Making a simple vanilla biscuit dough and a chocolate biscuit dough and layering them together, it sounds a fairly simple recipe. The part I had difficulty with, and always do, was rolling the doughs into matching shapes to roll them evenly. Nevertheless, the biscuits I made were very pretty and the doughs were, individually, delicious. These biscuits were tasty and pretty but far too fiddly for my liking. Luckily I already have plans to make some double choc-chip cookies with the chocolate dough in the future… without the pinwheel shape!


Vanilla biscuit dough

50g softened butter
25g caster sugar
25g cornflour
50g plain flour
½ large egg
½ teaspoon vanilla extract

Chocolate biscuit dough
50g softened butter
25g caster sugar
25g cornflour
40g plain flour
½ large egg
15g cocoa powder

Firstly, make each of the doughs by creaming the butter and sugar together, mixing in the egg, sifting the dry ingredients over the top and mixing until the dough comes together.

Wrap each dough separately in glad wrap and refrigerate for 30 minutes until firm.

Flour your bench lightly and roll each dough out (separately) to a piece 25 x 18cm . Place the vanilla dough on top of the chocolate dough and roll up tightly. Re-wrap the roll in glad wrap and place back in the fridge to chill for a further 30 minutes.
(If you have the cardboard tube from some paper towel, place the roll of dough inside so that it maintains it’s shape. I did not have one, and hence my biscuits are a little misshaped.)
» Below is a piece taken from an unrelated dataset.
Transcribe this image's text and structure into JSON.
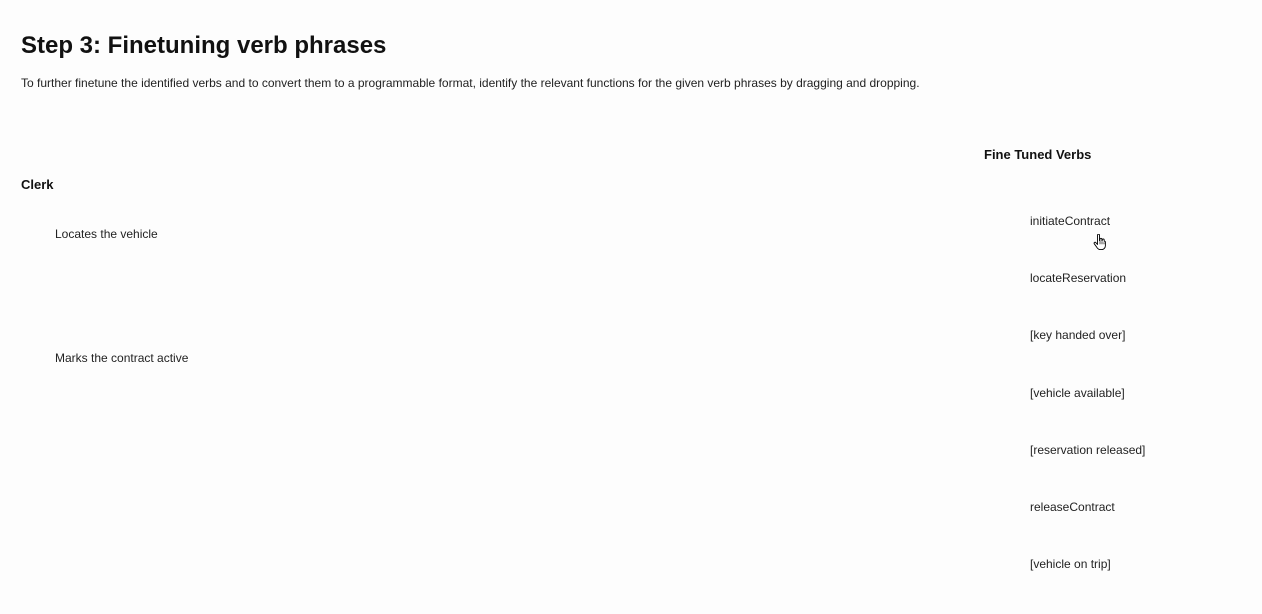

Pre-heat your oven now to 180° and remove the dough from the fridge, cutting 20 slices and placing them on a lined baking tray. Make sure the dough is very firm before you start cutting the biscuits or else, again, they may become misshaped.

Bake for 20 minutes or until the vanilla biscuit is golden brown. Cool on a wire rack and serve, warm or cool, with a cup of tea for an attractive alternative to plain chocolate biscuits.


  1. I remember making these biscuits with my mum when I was a child! I don’t remember them being “easy” to make, and I’m pretty sure mum had to take a fairly active supervisory role so that the finished biscuit vaguely resembled the picture, but it was fun and good mother-daughter bonding over what is, to be fair, a pretty impressive looking biscuit. Mmmm… nostaliga bickies…

  2. I’m glad to hear someone else found these tricky also! I like the idea of involving children and creating that memory with them; sounds like you have a very talented mum 🙂

  3. I have been making pinwheels for decades. Takes me back to Sunday baking with my darling mother. I now add glacé ginger or choc chips, chopped glacé cherries,
    Almond flakes or even a layer of fresh ground cinnamon between the layers before rolling. Instant coffee can work well too but be light as a little does go a long way. The zest of an orange can add depth. Even after baking and cooling, drizzle white or dark chocolate over these biscuits, for a fancy afternoon tea or a gift for family or friends. Taking you to the next level,!!!! Enjoy.